Let δ(x)=∞ at x = 0, and zero elsewhere. Then

δ(x)(1-exp(x)) = ?

It seems the above expression is zero. But isn't it zero times infinity at x = 0?

 

[CompuChip]

As you have defined it, δ(x) is not really a function.
In physics, we usually call it that, but if you want to treat it rigorously you should consider it as a distribution. The most important part about that, is that δ(x) only really makes sense under an integral sign, in expressions like
$$\int \delta(x) f(x) \, dx = f(0)$$
(if x = 0 is inside the integration interval).

 

[jashua]

OK, then let us consider the following example in a probability book:

Let

$f(x)=(1-e^{-\lambda x})u(x)$,

where

$u(x)= 1,$ if $x \geq 1$, and zero elsewhere.

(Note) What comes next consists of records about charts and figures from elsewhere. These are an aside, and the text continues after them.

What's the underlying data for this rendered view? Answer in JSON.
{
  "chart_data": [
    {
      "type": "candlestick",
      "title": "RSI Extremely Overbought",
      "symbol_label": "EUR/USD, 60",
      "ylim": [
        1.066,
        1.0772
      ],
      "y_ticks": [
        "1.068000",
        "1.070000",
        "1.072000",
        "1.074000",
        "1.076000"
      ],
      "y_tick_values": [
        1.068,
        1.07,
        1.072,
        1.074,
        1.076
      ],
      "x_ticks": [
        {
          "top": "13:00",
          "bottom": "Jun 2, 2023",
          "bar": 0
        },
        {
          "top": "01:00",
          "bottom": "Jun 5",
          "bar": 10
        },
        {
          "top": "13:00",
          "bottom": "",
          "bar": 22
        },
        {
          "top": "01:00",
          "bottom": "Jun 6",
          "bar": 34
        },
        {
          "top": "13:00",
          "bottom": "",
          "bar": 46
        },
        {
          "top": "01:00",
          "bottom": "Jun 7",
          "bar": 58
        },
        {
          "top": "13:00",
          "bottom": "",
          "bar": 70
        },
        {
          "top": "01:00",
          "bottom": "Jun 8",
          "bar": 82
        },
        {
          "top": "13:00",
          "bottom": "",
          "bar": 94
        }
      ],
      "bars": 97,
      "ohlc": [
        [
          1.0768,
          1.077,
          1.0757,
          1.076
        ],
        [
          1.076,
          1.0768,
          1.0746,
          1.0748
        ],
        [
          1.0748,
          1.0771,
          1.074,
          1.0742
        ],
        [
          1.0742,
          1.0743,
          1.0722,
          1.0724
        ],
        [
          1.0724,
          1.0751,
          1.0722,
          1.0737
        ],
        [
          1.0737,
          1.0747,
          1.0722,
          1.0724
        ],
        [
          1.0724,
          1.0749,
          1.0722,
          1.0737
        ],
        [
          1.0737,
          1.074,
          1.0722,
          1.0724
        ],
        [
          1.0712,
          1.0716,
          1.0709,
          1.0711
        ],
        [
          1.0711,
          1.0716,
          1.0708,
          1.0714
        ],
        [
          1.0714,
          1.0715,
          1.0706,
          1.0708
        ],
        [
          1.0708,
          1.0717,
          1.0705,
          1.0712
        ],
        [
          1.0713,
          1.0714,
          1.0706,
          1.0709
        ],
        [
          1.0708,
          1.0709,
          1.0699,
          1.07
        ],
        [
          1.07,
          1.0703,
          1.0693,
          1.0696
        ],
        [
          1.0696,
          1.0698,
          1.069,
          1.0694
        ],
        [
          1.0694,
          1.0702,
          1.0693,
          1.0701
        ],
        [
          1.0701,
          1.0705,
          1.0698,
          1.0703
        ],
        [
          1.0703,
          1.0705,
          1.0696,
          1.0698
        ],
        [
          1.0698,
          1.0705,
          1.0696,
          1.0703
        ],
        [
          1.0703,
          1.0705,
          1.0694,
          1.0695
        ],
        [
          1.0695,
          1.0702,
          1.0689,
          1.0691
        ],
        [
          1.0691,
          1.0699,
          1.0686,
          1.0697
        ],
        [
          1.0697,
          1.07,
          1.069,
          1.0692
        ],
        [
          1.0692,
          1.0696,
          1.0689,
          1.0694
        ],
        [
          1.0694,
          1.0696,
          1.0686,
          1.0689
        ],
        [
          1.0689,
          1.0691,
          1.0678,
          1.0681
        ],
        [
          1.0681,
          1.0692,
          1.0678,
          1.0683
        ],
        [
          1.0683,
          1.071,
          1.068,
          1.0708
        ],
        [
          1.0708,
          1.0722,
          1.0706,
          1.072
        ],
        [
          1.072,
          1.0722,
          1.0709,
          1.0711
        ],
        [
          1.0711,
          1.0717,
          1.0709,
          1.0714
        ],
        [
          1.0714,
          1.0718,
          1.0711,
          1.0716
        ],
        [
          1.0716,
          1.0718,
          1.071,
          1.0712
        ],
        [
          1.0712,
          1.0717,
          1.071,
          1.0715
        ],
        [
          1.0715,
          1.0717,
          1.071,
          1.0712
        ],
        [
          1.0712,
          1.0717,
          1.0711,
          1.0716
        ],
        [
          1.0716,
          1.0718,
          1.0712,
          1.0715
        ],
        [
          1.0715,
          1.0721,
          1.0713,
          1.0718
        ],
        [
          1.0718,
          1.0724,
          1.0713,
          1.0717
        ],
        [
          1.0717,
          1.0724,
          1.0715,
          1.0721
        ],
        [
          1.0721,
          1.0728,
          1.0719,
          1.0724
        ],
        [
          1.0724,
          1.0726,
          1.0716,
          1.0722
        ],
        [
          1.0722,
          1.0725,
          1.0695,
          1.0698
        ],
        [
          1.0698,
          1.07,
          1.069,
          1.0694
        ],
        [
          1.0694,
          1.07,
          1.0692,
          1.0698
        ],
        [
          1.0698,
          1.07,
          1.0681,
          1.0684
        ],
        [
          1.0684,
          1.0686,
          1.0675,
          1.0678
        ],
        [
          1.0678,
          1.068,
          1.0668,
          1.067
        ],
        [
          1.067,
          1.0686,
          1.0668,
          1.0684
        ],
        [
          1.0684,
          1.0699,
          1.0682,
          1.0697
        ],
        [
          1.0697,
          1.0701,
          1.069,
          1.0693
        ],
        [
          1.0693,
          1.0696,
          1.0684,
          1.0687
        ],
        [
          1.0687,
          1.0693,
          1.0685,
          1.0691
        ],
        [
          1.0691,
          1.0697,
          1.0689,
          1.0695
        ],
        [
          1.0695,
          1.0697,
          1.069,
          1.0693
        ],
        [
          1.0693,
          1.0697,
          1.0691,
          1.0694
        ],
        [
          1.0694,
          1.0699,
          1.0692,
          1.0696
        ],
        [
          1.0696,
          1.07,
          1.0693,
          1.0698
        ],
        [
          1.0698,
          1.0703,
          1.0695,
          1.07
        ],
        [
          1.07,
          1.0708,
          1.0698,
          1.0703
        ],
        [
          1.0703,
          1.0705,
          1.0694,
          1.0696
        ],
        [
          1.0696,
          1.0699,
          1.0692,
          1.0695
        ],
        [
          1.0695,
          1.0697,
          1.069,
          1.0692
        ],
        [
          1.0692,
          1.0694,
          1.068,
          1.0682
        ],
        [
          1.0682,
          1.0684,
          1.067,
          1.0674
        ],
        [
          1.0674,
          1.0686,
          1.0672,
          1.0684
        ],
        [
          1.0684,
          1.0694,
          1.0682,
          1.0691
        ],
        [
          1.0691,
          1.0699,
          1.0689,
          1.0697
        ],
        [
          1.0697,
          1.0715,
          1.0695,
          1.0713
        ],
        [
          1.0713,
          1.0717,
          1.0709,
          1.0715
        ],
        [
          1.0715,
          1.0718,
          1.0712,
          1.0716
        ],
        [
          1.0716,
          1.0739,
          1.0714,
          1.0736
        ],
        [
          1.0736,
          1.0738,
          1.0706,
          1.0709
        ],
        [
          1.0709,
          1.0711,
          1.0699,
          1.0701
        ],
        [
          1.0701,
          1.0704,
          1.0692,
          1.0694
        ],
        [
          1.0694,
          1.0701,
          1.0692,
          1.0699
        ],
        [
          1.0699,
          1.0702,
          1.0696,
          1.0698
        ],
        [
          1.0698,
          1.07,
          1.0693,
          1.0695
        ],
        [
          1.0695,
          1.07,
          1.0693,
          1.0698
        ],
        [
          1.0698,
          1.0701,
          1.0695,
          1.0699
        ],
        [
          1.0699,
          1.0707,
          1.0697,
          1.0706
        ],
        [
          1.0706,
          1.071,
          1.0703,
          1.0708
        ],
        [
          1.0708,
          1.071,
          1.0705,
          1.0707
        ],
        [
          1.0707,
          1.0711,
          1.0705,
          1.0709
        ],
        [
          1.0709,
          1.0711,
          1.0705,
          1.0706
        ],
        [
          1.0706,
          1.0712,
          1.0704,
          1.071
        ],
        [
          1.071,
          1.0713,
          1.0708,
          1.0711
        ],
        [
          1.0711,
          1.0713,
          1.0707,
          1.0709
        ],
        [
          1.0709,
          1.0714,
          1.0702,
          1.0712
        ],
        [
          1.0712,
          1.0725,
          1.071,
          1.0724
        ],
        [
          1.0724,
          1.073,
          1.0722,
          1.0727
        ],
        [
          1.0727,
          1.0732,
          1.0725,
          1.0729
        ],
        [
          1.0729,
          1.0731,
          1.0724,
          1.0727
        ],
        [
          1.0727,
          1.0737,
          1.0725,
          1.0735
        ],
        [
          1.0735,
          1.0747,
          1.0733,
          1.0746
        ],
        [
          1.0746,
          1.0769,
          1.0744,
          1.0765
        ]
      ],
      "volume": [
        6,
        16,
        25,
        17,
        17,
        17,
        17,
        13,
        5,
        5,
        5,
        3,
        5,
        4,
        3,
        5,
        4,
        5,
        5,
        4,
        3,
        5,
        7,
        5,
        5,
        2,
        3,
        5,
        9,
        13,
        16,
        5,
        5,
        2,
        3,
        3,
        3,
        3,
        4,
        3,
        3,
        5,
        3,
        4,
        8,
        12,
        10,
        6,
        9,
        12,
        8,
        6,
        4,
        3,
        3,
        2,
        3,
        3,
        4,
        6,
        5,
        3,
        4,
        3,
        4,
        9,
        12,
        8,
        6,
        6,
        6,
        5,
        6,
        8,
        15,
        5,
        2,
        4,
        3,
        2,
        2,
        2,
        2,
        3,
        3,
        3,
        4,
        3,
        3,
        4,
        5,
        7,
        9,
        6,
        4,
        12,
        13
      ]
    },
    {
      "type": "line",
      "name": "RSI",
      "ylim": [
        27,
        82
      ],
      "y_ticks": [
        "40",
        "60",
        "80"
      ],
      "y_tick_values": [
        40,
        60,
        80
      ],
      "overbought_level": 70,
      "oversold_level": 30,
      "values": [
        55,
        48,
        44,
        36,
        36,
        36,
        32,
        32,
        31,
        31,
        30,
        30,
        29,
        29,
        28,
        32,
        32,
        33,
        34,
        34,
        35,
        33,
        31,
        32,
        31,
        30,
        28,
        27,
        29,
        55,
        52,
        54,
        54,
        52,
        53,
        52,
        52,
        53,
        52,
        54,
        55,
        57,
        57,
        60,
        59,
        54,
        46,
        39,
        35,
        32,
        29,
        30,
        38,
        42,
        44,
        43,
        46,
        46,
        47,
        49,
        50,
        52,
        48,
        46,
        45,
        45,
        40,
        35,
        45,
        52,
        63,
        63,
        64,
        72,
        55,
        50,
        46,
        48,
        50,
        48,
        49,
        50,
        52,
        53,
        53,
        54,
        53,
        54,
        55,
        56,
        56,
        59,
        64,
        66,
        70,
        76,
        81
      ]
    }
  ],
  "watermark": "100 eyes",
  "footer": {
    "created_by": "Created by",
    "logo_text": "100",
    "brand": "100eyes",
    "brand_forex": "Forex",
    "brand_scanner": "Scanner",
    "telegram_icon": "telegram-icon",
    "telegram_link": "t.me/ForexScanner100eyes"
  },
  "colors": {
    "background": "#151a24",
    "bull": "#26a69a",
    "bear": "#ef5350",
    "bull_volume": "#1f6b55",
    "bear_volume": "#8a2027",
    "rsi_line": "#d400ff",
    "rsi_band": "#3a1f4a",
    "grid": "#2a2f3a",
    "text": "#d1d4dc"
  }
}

Then, it is found (in the book) that

$\frac{d}{dx} f(x) = \lambda e^{-\lambda x} u(x)$

But I think that the derivative should be:

$\frac{d}{dx} f(x) = \lambda e^{-\lambda x} u(x) + (1-e^{-\lambda x})\delta (x)$

So, should the second term in the above expression be zero? Then how?

 

[CompuChip]

It's easiest to split up the function first.
For $x \ge 1$, $f(x) = (1 - e^{-\lambda x})$ and the derivative is what you got in the book.
For $x < 1$, $f(x) = 0$ so $f'(x) = 0$.

Note that in general f(x) is not differentiable - or even continuous - at x = 1. If you want to use the product rule, you have to consider f(x) as a distribution, which is a whole area of mathematics in itself. (Oh, and you'd probably get $\delta(x - 1)$ rather than just $\delta(x)$... but that's beside the point).

 

[jashua]

Thank you very much for your answer!

Let me make a correction in the book example:

u(x)=1, if x≥0 (not x≥1, as in my previous post), and zero elsewhere.

In this case f(x) becomes continuous and differentiable. As far as I understand, even in this case I should consider f(x) as a distribution in order to use the product rule. Am I right?